By banning screenshots, Quibi is doing its best to stop users from talking about Quibi shows at all

  • Earlier this week, a Twitter user went viral with more than 1 million views by using one phone to film another phone showing Rachel Brosnahan with a golden arm from Sam Raimi's Quibi series 50 States of Fright. He had to use two phones because Quibi makes it difficult for its content to be shared and spread by social media. As Kathryn VanArendonk points out, "Quibi’s shows are perfect for stupid memes and social sharing," which makes the shortform streaming service's ban all the more perplexing. "Screenshots, memes, GIFs, and other small excerpts are essentially forms of quotation," says VanArendonk. "They act as shareable pieces of larger works, sometimes with the goal of illuminating the work they come from, but often getting cut away from their original contexts, sent out into the world to stand on their own and gather their own meanings. GIFs are the most common out-of-context excerpts of longer video works, so expressive and self-sufficient that they can communicate an idea without carrying along any of their original framework.

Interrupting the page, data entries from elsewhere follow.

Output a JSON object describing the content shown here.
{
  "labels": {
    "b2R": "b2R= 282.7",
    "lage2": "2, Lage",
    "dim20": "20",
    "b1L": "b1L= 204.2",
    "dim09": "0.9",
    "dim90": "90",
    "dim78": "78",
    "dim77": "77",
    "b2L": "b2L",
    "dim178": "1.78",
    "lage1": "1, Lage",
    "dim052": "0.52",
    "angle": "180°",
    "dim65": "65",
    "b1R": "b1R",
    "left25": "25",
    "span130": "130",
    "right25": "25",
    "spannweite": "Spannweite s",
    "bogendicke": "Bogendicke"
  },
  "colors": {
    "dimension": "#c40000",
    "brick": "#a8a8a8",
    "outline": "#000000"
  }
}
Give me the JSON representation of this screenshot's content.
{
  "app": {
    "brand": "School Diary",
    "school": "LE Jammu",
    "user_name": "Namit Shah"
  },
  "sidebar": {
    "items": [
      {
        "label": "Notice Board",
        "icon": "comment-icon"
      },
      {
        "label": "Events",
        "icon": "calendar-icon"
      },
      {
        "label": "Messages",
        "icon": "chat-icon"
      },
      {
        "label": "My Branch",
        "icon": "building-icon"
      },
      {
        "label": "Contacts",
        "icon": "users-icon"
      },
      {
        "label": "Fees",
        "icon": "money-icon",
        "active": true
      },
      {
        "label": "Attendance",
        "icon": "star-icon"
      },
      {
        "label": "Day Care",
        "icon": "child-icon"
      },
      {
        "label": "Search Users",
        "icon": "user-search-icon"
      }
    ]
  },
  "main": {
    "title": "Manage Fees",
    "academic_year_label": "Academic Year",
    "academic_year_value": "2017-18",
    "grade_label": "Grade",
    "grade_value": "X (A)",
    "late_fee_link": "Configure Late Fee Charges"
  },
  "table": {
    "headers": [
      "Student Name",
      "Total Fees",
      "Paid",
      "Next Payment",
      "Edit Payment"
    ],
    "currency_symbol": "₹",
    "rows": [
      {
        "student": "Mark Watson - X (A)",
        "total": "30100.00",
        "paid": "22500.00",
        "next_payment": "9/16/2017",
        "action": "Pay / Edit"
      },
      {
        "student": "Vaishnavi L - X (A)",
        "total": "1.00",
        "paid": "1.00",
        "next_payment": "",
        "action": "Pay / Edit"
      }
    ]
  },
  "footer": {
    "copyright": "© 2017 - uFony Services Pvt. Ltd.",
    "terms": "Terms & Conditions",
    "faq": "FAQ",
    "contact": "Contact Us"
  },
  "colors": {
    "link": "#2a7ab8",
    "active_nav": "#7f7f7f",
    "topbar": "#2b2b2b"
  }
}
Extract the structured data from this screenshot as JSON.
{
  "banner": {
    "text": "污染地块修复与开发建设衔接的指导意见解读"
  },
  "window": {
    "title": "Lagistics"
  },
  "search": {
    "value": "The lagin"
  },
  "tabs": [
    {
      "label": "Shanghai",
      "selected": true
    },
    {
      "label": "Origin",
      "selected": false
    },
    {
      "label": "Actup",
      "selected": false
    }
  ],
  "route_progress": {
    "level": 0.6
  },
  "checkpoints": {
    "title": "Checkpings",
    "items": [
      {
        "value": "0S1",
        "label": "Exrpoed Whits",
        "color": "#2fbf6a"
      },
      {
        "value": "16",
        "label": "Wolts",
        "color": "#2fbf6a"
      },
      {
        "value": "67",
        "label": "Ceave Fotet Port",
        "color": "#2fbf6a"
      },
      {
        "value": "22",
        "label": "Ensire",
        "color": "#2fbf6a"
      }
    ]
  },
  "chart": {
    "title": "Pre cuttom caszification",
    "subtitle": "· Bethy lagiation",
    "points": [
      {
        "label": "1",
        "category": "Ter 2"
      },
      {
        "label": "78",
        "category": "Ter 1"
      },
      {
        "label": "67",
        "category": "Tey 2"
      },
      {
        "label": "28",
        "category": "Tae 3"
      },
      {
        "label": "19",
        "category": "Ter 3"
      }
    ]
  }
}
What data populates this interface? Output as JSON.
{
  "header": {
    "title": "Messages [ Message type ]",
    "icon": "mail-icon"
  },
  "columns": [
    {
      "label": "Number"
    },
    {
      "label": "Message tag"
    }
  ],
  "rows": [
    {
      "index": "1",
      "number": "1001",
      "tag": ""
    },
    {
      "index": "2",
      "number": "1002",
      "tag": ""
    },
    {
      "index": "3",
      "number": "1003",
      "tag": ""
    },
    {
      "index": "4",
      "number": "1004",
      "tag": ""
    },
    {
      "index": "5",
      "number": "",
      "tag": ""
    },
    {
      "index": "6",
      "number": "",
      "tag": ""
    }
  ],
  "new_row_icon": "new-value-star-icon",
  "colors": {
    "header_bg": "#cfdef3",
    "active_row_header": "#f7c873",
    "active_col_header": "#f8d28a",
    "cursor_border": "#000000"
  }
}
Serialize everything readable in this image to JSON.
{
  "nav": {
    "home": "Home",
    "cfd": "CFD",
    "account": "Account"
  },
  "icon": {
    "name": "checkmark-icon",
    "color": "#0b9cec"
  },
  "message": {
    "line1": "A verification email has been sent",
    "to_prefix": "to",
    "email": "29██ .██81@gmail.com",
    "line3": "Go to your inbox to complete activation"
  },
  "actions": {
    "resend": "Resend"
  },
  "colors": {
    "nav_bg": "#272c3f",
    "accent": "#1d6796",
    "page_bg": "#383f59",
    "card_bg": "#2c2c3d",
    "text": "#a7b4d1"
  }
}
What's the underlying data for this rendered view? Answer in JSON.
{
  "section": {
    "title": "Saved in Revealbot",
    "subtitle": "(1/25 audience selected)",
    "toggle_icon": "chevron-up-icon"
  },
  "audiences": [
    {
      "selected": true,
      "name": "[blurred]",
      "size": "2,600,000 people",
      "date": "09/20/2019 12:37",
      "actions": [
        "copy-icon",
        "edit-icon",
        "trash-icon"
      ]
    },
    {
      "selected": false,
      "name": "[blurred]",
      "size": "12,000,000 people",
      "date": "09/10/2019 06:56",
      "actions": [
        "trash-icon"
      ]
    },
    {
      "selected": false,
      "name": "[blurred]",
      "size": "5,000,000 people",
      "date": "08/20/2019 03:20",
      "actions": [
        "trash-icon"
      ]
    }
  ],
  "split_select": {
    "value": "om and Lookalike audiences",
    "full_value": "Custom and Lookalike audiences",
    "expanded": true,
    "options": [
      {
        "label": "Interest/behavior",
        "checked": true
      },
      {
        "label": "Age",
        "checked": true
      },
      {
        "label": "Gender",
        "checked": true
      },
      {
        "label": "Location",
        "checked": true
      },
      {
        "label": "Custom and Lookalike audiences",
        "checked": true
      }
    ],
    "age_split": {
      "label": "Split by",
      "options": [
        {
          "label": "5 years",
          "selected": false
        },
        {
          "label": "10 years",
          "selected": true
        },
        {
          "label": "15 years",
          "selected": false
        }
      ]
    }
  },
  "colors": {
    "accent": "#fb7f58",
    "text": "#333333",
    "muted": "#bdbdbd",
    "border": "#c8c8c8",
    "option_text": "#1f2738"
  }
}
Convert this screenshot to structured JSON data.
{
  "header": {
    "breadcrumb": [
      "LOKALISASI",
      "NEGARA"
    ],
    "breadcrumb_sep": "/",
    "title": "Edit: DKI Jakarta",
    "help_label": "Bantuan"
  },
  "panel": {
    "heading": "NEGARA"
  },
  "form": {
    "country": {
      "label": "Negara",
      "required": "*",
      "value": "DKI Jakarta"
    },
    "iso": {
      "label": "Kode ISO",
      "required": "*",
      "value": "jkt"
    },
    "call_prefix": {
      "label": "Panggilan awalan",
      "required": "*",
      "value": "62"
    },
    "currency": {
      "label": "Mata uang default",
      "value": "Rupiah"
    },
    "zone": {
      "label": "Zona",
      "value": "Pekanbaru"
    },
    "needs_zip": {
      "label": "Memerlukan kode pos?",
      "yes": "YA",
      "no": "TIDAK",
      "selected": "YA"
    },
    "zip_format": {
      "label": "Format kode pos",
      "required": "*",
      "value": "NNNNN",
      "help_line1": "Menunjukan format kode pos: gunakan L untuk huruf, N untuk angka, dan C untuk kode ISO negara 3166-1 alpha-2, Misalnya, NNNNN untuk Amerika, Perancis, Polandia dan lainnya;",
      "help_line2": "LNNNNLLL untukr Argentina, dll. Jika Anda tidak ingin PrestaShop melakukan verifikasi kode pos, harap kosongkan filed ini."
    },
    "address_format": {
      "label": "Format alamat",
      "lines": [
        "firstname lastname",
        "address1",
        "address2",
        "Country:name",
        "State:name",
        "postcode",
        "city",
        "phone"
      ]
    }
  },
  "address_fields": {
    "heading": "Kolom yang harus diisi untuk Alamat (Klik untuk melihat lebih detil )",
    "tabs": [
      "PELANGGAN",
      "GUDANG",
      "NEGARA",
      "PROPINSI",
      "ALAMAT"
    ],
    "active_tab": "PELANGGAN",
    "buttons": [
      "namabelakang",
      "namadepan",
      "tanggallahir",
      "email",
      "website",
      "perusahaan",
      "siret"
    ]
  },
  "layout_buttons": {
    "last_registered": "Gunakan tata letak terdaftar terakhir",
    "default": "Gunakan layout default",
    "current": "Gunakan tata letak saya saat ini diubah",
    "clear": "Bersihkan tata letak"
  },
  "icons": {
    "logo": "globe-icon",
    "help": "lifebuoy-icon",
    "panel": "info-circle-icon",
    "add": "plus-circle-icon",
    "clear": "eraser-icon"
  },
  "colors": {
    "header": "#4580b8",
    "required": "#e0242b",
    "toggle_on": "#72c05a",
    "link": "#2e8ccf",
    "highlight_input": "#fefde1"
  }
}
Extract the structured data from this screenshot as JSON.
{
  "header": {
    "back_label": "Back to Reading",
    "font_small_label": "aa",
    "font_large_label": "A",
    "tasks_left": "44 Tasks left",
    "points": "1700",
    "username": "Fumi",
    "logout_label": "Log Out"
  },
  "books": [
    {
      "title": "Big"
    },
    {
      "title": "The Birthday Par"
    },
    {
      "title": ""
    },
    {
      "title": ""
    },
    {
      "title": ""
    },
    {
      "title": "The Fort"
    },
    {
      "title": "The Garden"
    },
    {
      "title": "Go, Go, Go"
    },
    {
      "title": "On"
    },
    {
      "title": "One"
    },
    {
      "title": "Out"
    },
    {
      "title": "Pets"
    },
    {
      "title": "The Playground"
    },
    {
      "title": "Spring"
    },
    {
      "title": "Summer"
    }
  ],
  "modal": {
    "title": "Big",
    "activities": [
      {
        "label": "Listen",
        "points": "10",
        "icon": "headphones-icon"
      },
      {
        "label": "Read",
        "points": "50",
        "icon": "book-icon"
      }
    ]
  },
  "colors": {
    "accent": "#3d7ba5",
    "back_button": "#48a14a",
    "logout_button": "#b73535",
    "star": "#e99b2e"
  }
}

Screenshots can function the same way, often speaking more toward the context in which they’re being deployed than referencing the original work. They become their own form of language, but as they circulate and accrete new meanings, they also make the images, reactions, stories, and personalities from the original work more familiar, more of a bedrock part of cultural discourse. Carole Baskin’s 'Hey all you cool cats and kittens!' line quickly became a reference to Tiger King, for instance, but it’s also accrued its own implications separate from the show — it’s a weird greeting, an awkwardly mannered way to start speaking, a intro with just a touch of self-awareness and also not nearly enough social awareness...It’s still early for Quibi, and it’s too soon to know whether its billion-dollar bet on mobile-only video will pay off. But not being able to screenshot any of it makes the entire platform feel immediately less relevant and less interesting for the cultural conversation. Standing out among the crowd of video content is the whole ball game for new platforms. As my colleague Megh Wright put it, 'If I can’t screenshot a show, does it even exist?'" ALSO: Quibi has tumbled out of Apple's Top 50 free app download chart.